51 Mijn oog doet mij wee Van al het schreien over mijn stad.
The Lord is unkind to my soul, more than all the daughters of my town.
52 Als een vogel maakten ze jacht op mij, Die zonder reden mijn vijanden zijn;
They who are against me without cause have gone hard after me as if I was a bird;
53 Zij smoorden mij levend in een put, En wierpen mij nog stenen na;
They have put an end to my life in the prison, stoning me with stones.
54 Het water stroomde over mijn hoofd, Ik dacht: Nu ben ik verloren!
Waters were flowing over my head; I said, I am cut off.
55 Toen riep ik uw Naam aan, o Jahweh, Uit het diepst van de put!
I was making prayer to your name, O Lord, out of the lowest prison.
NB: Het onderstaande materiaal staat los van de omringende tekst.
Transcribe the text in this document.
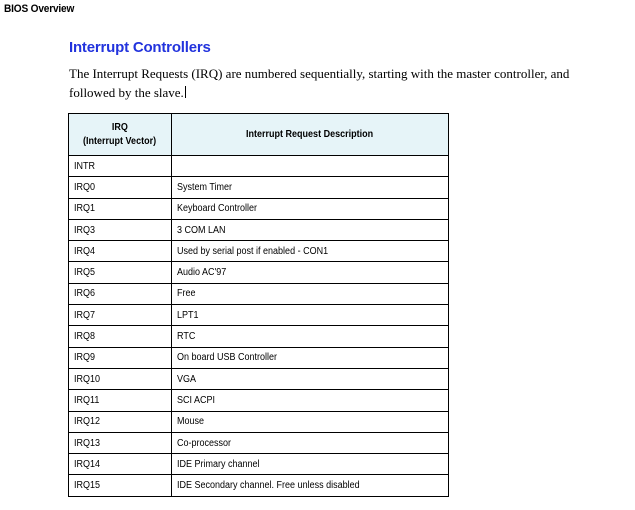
BIOS Overview
Interrupt Controllers

The Interrupt Requests (IRQ) are numbered sequentially, starting with the master controller, and
followed by the slave.

IRQ
(Interrupt Vector)	Interrupt Request Description
INTR	
IRQ0	System Timer
IRQ1	Keyboard Controller
IRQ3	3 COM LAN
IRQ4	Used by serial post if enabled - CON1
IRQ5	Audio AC'97
IRQ6	Free
IRQ7	LPT1
IRQ8	RTC
IRQ9	On board USB Controller
IRQ10	VGA
IRQ11	SCI ACPI
IRQ12	Mouse
IRQ13	Co-processor
IRQ14	IDE Primary channel
IRQ15	IDE Secondary channel. Free unless disabled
56 Gij hebt mijn smeken gehoord, uw oor niet gesloten Voor mijn zuchten en schreien;
My voice came to you; let not your ear be shut to my breathing, to my cry.
57 Gij zijt gekomen, toen ik U riep, En hebt gesproken: Wees niet bang!
You came near in the day when I made my prayer to you: you said, Have no fear.
58 Heer, Gij naamt het voor mij op, En hebt mijn leven gered!
O Lord, you have taken up the cause of my soul, you have made my life safe.
59 Jahweh, Gij hebt mijn verdrukking gezien, Mij recht verschaft;
O Lord, you have seen my wrong; be judge in my cause.
60 Gij hebt hun wraakzucht aanschouwd, Al hun plannen tegen mij.
You have seen all the evil rewards they have sent on me, and all their designs against me.
61 Jahweh, Gij hebt hun spotten gehoord, Al hun plannen tegen mij.
Their bitter words have come to your ears, O Lord, and all their designs against me;
62 Mijn vijand heeft lippen zowel als gedachten Altijd tegen mij gericht.
The lips of those who came up against me, and their thoughts against me all the day.
63 Zie toe; want of ze zitten of staan, Een spotlied ben ik voor hen!
Take note of them when they are seated, and when they get up; I am their song.
64 Jahweh, vergeld ze hun daden, Het werk hunner handen!
You will give them their reward, O Lord, answering to the work of their hands.
65 Sla hun hart met verblinding, Henzelf met uw vloek;
You will let their hearts be covered over with your curse on them.
66 Vervolg en verniel ze in gramschap Onder uw hemel, o Jahweh!
You will go after them in wrath, and put an end to them from under the heavens of the Lord.